Чарли не отреагировала, как бы говоря «встань да возьми», но Мик принес мне воды. Я выпил и тут уж пришлось вставать, потому что просто лопался мочевой пузырь. Я еще выйти не успел, как Чарли спросила:
– Ну и что в результате? Что изменилось? Я остановился:
– Да, на самом деле многое изменилось.
Чарли и Фил сердито уставились на меня, а я махнул Мику, чтобы он тоже вышел. Он проводил меня до загородки.
– Не знаю, что ты имел в виду, Дэнни, – сказал он после того, как я облегчился, – но, по-моему, мы с места не сдвинулись.

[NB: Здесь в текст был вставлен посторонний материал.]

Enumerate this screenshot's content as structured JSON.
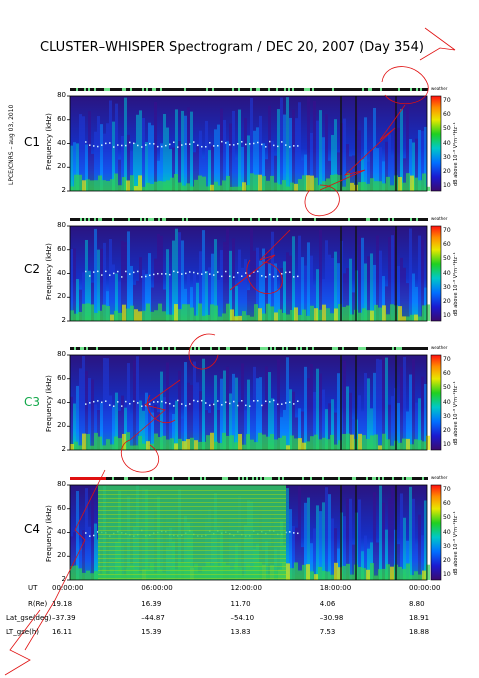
{
  "title": "CLUSTER–WHISPER Spectrogram / DEC 20, 2007 (Day 354)",
  "side_label": "LPCE/CNRS – aug 03, 2010",
  "colorbar": {
    "ticks": [
      "70",
      "60",
      "50",
      "40",
      "30",
      "20",
      "10"
    ],
    "label": "dB above 10⁻⁸ V²m⁻²Hz⁻¹",
    "weather": "weather"
  },
  "colors": {
    "c1": "#000000",
    "c2": "#000000",
    "c3": "#13a84a",
    "c4": "#000000"
  },
  "panels": [
    {
      "id": "C1",
      "ylabel": "Frequency (kHz)",
      "yticks": [
        "80",
        "60",
        "40",
        "20",
        "2"
      ]
    },
    {
      "id": "C2",
      "ylabel": "Frequency (kHz)",
      "yticks": [
        "80",
        "60",
        "40",
        "20",
        "2"
      ]
    },
    {
      "id": "C3",
      "ylabel": "Frequency (kHz)",
      "yticks": [
        "80",
        "60",
        "40",
        "20",
        "2"
      ]
    },
    {
      "id": "C4",
      "ylabel": "Frequency (kHz)",
      "yticks": [
        "80",
        "60",
        "40",
        "20",
        "2"
      ]
    }
  ],
  "ephemeris": {
    "labels": [
      "UT",
      "R(Re)",
      "Lat_gse(deg)",
      "LT_gse(h)"
    ],
    "ut": [
      "00:00:00",
      "06:00:00",
      "12:00:00",
      "18:00:00",
      "00:00:00"
    ],
    "r": [
      "19.18",
      "16.39",
      "11.70",
      "4.06",
      "8.80"
    ],
    "lat": [
      "–37.39",
      "–44.87",
      "–54.10",
      "–30.98",
      "18.91"
    ],
    "lt": [
      "16.11",
      "15.39",
      "13.83",
      "7.53",
      "18.88"
    ]
  },
  "chart_data": {
    "type": "heatmap",
    "title": "CLUSTER–WHISPER Spectrogram / DEC 20, 2007 (Day 354)",
    "xlabel": "UT",
    "ylabel": "Frequency (kHz)",
    "ylim": [
      2,
      80
    ],
    "yticks": [
      2,
      20,
      40,
      60,
      80
    ],
    "xticks": [
      "00:00:00",
      "06:00:00",
      "12:00:00",
      "18:00:00",
      "00:00:00"
    ],
    "colorbar": {
      "range": [
        10,
        70
      ],
      "ticks": [
        10,
        20,
        30,
        40,
        50,
        60,
        70
      ],
      "label": "dB above 10⁻⁸ V²m⁻²Hz⁻¹"
    },
    "series": [
      {
        "name": "C1"
      },
      {
        "name": "C2"
      },
      {
        "name": "C3"
      },
      {
        "name": "C4"
      }
    ]
  }
}
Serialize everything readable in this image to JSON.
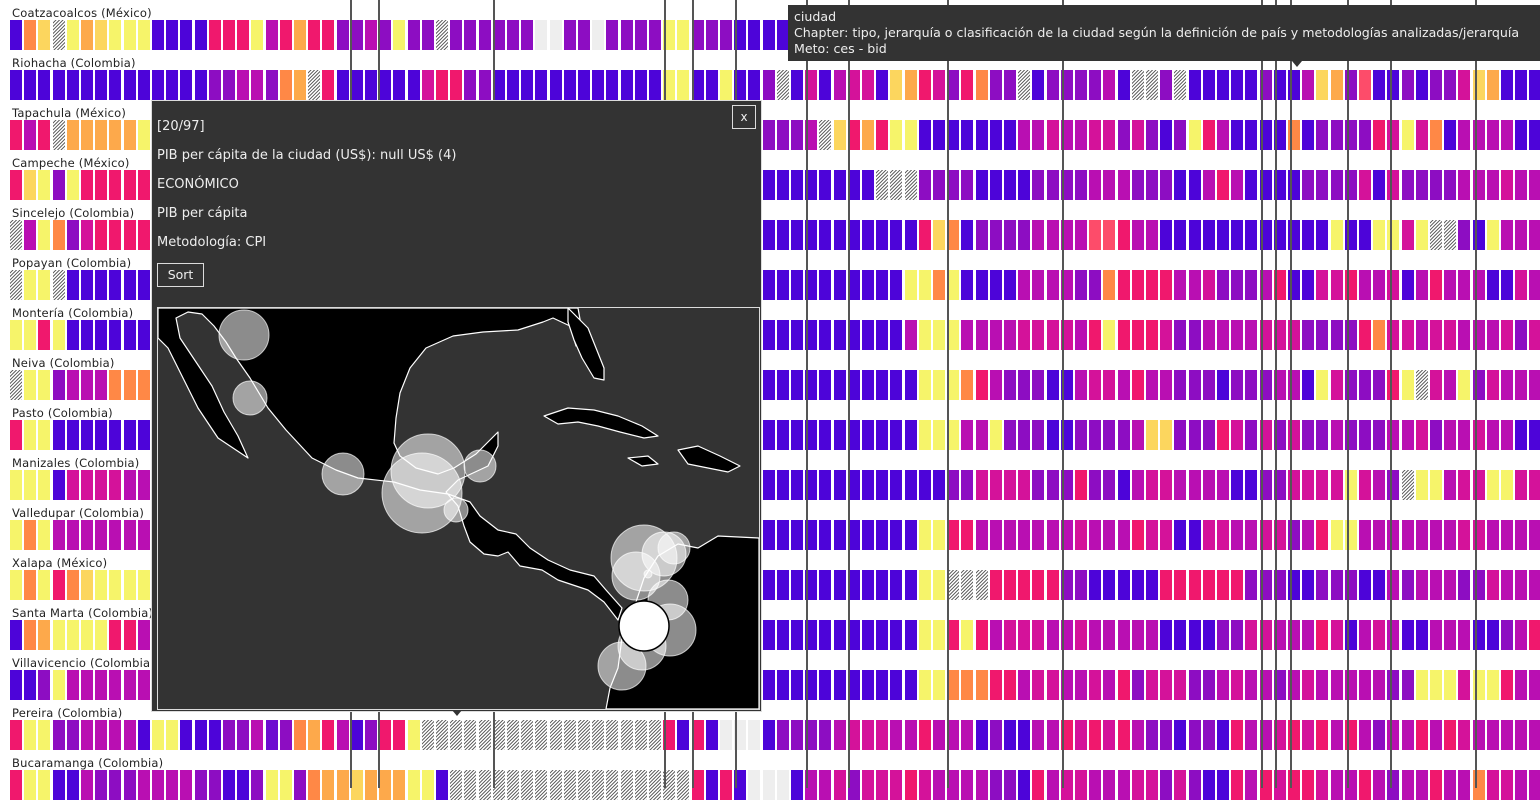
{
  "palette": {
    "Y": "#f6f46a",
    "y": "#fcd65e",
    "O": "#fda94b",
    "o": "#ff8846",
    "P": "#fd4c6a",
    "p": "#f0186d",
    "M": "#d4129a",
    "m": "#b90fb2",
    "V": "#8d0dc2",
    "v": "#6d0bd0",
    "B": "#4d04d9",
    "X": "hatch",
    "E": "empty"
  },
  "rows": [
    {
      "label": "Coatzacoalcos (México)",
      "cells": "BoyXYOyYYYBBBBpppYmpOppVVmVYVVXVVVVVVEEVVEVVVVYYVVVBBBBBBBBBVVVVmmpmXVVVVVVmVVXBBVVmmBVVXMpoVVMMmmpVVVVVVmBmm"
    },
    {
      "label": "Riohacha (Colombia)",
      "cells": "BBBBBBBBBBBBBBVVmmVoOXpBBBBBBMppVVBBBBBBBBBBBBYYBBYBBVXBMBmMMByOpMVpoVVXBVVVVmBXXVXBBBBBVBBmyOVPBBVBVVMyOBBBBB"
    },
    {
      "label": "Tapachula (México)",
      "cells": "pmpXOOOOOYYYBBVVMMppVMmmmVVVVmVmmMMMMpVVYYYYXXXmBBBBVVVVmXypOpYYBBBBBBBmmMmmMMVMVBVYpmBBBBoBVVVVpMYMoBmmmmBBB"
    },
    {
      "label": "Campeche (México)",
      "cells": "pyYVYppppppBBBBBBBBBBBVVVBBBBBBBBBBBBBBBBBBBBBBBBBBBBBBBBBBBBXXXVVVVBBBBVVVVmmmVVVBBmpmBBBBVVVVMBMVVVVmmmMmmmmMMM"
    },
    {
      "label": "Sincelejo (Colombia)",
      "cells": "XmYoVMppppppBBBBBBBBBBBBBBBBBBBBBBBBBBBBBBBBBBBBBBBBBBBBBBBBBBBBpyoBVVVVmmmmPPpmmBBBBBBBBBBBBYBBYYMYXXVBYmmmmVV"
    },
    {
      "label": "Popayan (Colombia)",
      "cells": "XYYXBBBBBBBBBBBBBBBBBBBBBBBBBBBBBBBBBBBBBBBBBBBBBBBBBBBBBBBBBBBYYoYBBBBmmmmVVoppppmmMVVVmpBBMMpmmMBmpmmmBBMmmmYm"
    },
    {
      "label": "Montería (Colombia)",
      "cells": "YYpYBBBBBBBBBBBBBBBBBBBBBBBBBBBBBBBBBBBBBBBBBBBBBBBBBBBBBBBBBBBmYYYmmmmMMMMmpYpppMVVmmmmMMMVVVVpoMMmMMmmmMVMMmmm"
    },
    {
      "label": "Neiva (Colombia)",
      "cells": "XYYVmmmoooBBBBBBBBBBBBBBBBBBBBBBBBBBBBBBBBBBBBBBBBBBBBBBBBBBBBBBYYYopmVVVBBmMMmpmmVVVBVVVmmBYMVVVpYXMmYVMmmmmmm"
    },
    {
      "label": "Pasto (Colombia)",
      "cells": "pYYBBBBBBBBBBBBBBBBBBBBBBBBBBBBBBBBBBBBBBBBBBBBBBBBBBBBBBBBBBBBBYYYmmYVVVBBVVVVmyyVVVpMVMVMVVmVVVmmMVmmMmmBBVVV"
    },
    {
      "label": "Manizales (Colombia)",
      "cells": "YYYBMMMMmmBBBBBBBBBBBBBBBBBBBBBBBBBBBBBBBBBBBBBBBBBBBBBBBBBBBBBBBBVVMMMMVVVpVVBmMMmmmmBBVVMMMMYMmVXYYmMMYYMMMMm"
    },
    {
      "label": "Valledupar (Colombia)",
      "cells": "YoYmmmmmmmBBBBBBBBBBBBBBBBBBBBBBBBBBBBBBBBBBBBBBBBBBBBBBBBBBBBBBYYppmmmmmmmMmmmpMMBBMMmmMMVmpYYmmmmmmmMMmmmmMMm"
    },
    {
      "label": "Xalapa (México)",
      "cells": "YoYpoyYYYYBBBBBBBBBBBBBBBBBBBBBBBBBBBBBBBBBBBBBBBBBBBBBBBBBBBBBBYYXXXpppppVVBBBBBppppppVVVBBVVVBBmVmmmVVMmmmMVMM"
    },
    {
      "label": "Santa Marta (Colombia)",
      "cells": "BoOYYYYppmBBBBBBBBBBBBBBBBBBBBBBBBBBBBBBBBBBBBBBBBBBBBBBBBBBBBBBYYpYpmMMMmmMmmmmmBBBBVVMMmmmpMBmMmBBmmmBBVmpmmmB"
    },
    {
      "label": "Villavicencio (Colombia)",
      "cells": "BBVYmmmmmmBBBBBBBBBBBBBBBBBBBBBBBBBBBBBBBBBBBBBBBBBBBBBBBBBBBBBBYYoooppmMMmmMmpVMMMVVmMmmVmMmmmmmVVYYYMYYpmmmmmm"
    },
    {
      "label": "Pereira (Colombia)",
      "cells": "pYYVVmmmmBYYBBBVVmvVoOpmBVppYXXXXXXXXXXXXXXXXXpBpBEEEBVVVVmMMMmmpmmmBVBBmmpMpMpmVVBVVBpmmMpMpmpmVmmpmpMmmmmmMp"
    },
    {
      "label": "Bucaramanga (Colombia)",
      "cells": "pYYBBmVVVmmmmVVBBVYYVoOOyOOOYYBXXXXXXXXXXXXXXXXXpBpBEEEBmmMVMMMpMmmmmVVBpmMMmmmMMVMVBBpmpMppMmmpmVmmpmmoMMmmBpM"
    }
  ],
  "tooltip": {
    "title": "ciudad",
    "chapter": "Chapter: tipo, jerarquía o clasificación de la ciudad según la definición de país y metodologías analizadas/jerarquía",
    "meto": "Meto: ces - bid"
  },
  "panel": {
    "counter": "[20/97]",
    "indicator": "PIB per cápita de la ciudad (US$): null US$ (4)",
    "category": "ECONÓMICO",
    "subcategory": "PIB per cápita",
    "methodology": "Metodología: CPI",
    "sort_label": "Sort",
    "close_label": "x"
  }
}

– Нет, сдвинулись, и еще как.
Я мог вспомнить большую часть того, что видел, с абсолютной ясностью; вот только не был уверен – что на самом деле происходило, а что только под воздействием опиума казалось реальным.
– Расскажи, что ты видел, Мик. Он почесал голову:
– Ты что-то бормотал. Чарли не могла смотреть, как ты с ума сходишь. Я за ней смотрел. Сначала она притворялась, что ей плевать, но дергалась. И Фил тоже из себя выходил, глядя на тебя. Он побежал за тобой на поле, и я за вами пошел, привел его обратно. Потом Набао решила, что с тебя довольно. Начала на меня поглядывать. Ты хотел еще трубку, но я сказал Набао, не надо тебе трубки давать. Тебя же тошнило. Выворачивало по-страшному, Дэнни. Честное слово.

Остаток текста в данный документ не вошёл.